Miriam and Noelle came up from behind and flanked her. Noelle looked exasperated, and Miriam amused. The knob on the door turned, and Hannah took a deep breath. They all waited for the man who always came through the kitchen door, like “the help” he believed himself to be.

Although Miriam had spoken to Levi regularly, in her mind, he was the same kid she’d left: burning both ends of the night to work his way through culinary school, scruffy, overcaffeinated, a feral cat who kept walking into bad choices to see what would happen. He wore the same Black Flag shirt more days than not, he moved just a bit too fast all the time, and he was never quite settled in his own skin.

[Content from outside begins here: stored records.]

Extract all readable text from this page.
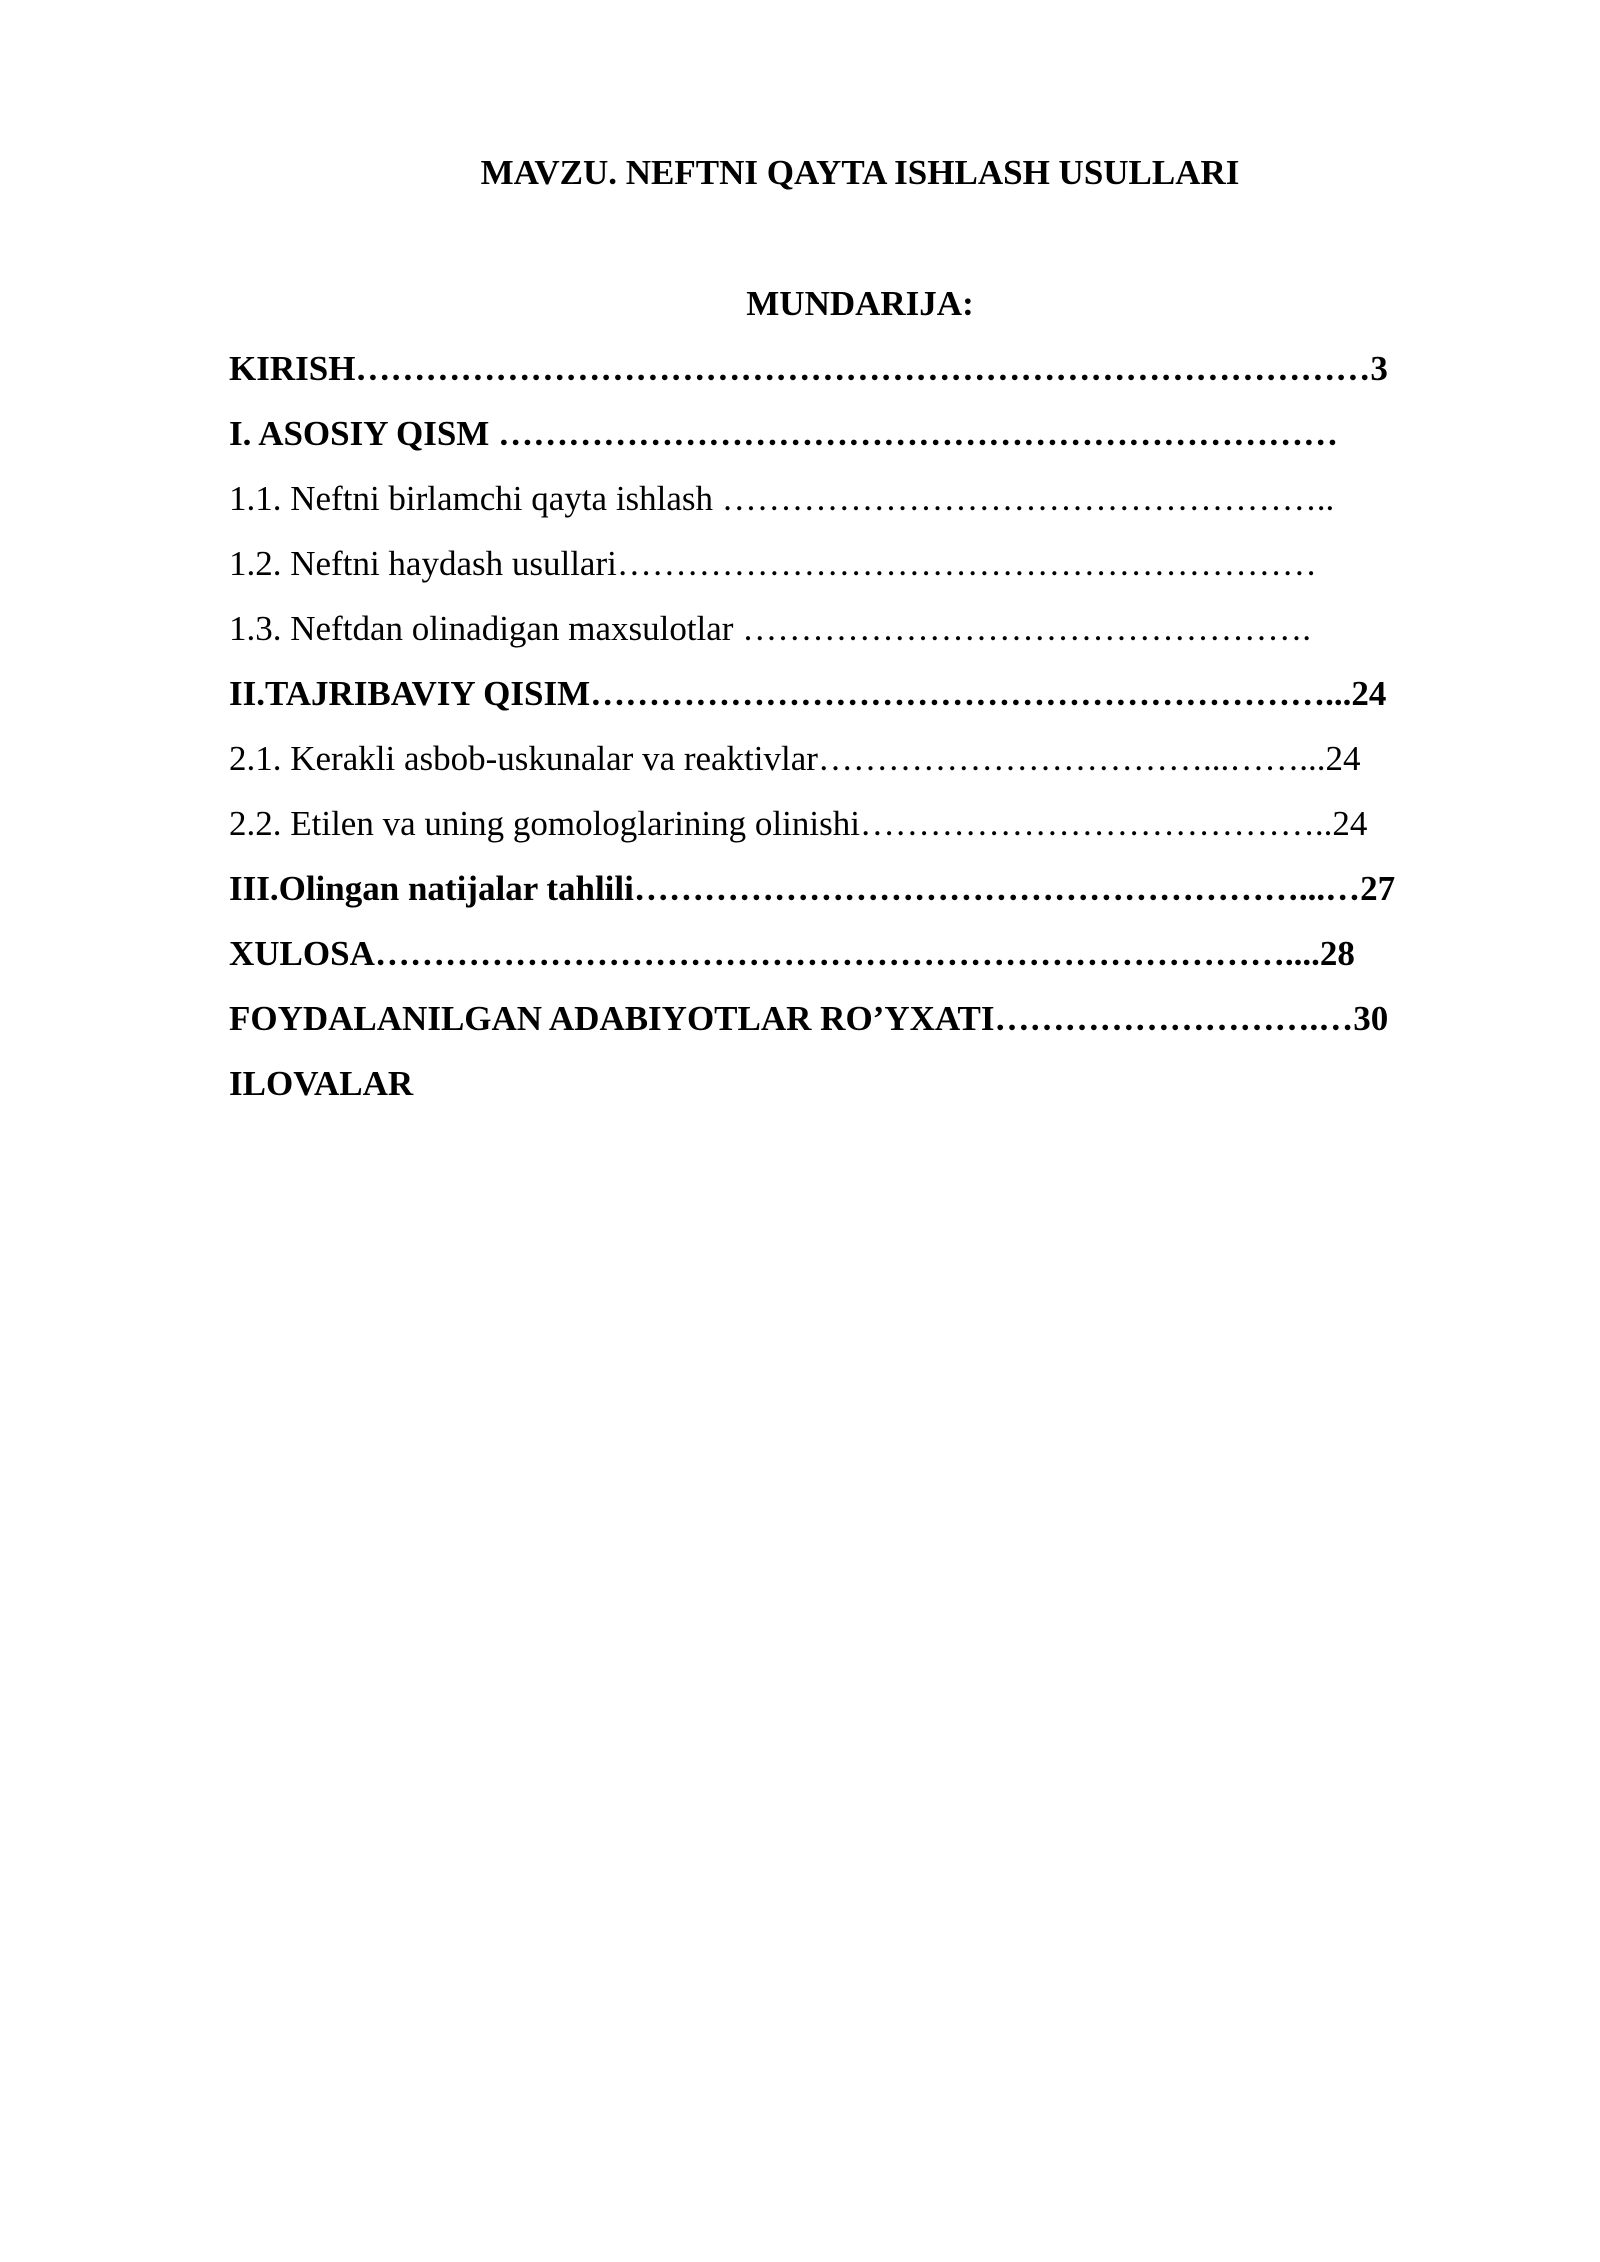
MAVZU. NEFTNI QAYTA ISHLASH USULLARI
MUNDARIJA:
KIRISH……………………………………………………………………………3
I. ASOSIY QISM ………………………………………………………………
1.1. Neftni birlamchi qayta ishlash ……………………………………………..
1.2. Neftni haydash usullari……………………………………………………
1.3. Neftdan olinadigan maxsulotlar ………………………………………….
II.TAJRIBAVIY QISIM………………………………………………………...24
2.1. Kerakli asbob-uskunalar va reaktivlar……………………………...……...24
2.2. Etilen va uning gomologlarining olinishi…………………………………..24
III.Olingan natijalar tahlili…………………………………………………...…27
XULOSA……………………………………………………………………....28
FOYDALANILGAN ADABIYOTLAR RO’YXATI……………………….…30
ILOVALAR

Noelle remembered an entitled, volatile man who never thought what he had was good enough, and left everyone who tried to love him scorched because he never bothered to stop himself from bursting into flame.

Hannah had thought about Levi every moment since she could remember, and she had every version of him tattooed into her consciousness. When she’d seen him last, he’d been angry, restless, and reckless, barreling out of her life and into the unknown.

The man who walked through the door was not the Levi any of them remembered.

He was bearded, still, but instead of looking like he’d forgotten to shave, it was full, well-tended, and thick black now. His hair was too long, his curls swooping up over his high brow with a life of their own. His face had thinned and hardened, and his eyebrows spread out over gray eyes the color of a cloudy sky, ringed in smudged kohl. That, at least, hadn’t changed. He wore a gigantic scarf, beat-up boots, and a leather jacket that Hannah would know anywhere.

He was standing completely still, something Miriam wasn’t sure she’d ever seen him do in her life. He looked at home in his own skin, which Hannah knew without a doubt he had never felt before.

He looked like an Adult. A traffic-stopping, smoking hot one.

He also didn’t know Miriam or Noelle were in the room. He’d brushed his hair out of his eyes and looked up, scanning for his mom and finding Hannah instead. Now he was staring at her with such naked longing on his face that Miriam wished she could sink through the floor.

She watched as, in a blink, a mask of indifference shuttered his face. He dropped the bag he’d been carrying in one hand and crossed his arms, leaning his long body against the door frame.

“Hi.” He half smiled, his eyes searching.

“It’s about fucking time,” Hannah said before turning on her heel and walking away.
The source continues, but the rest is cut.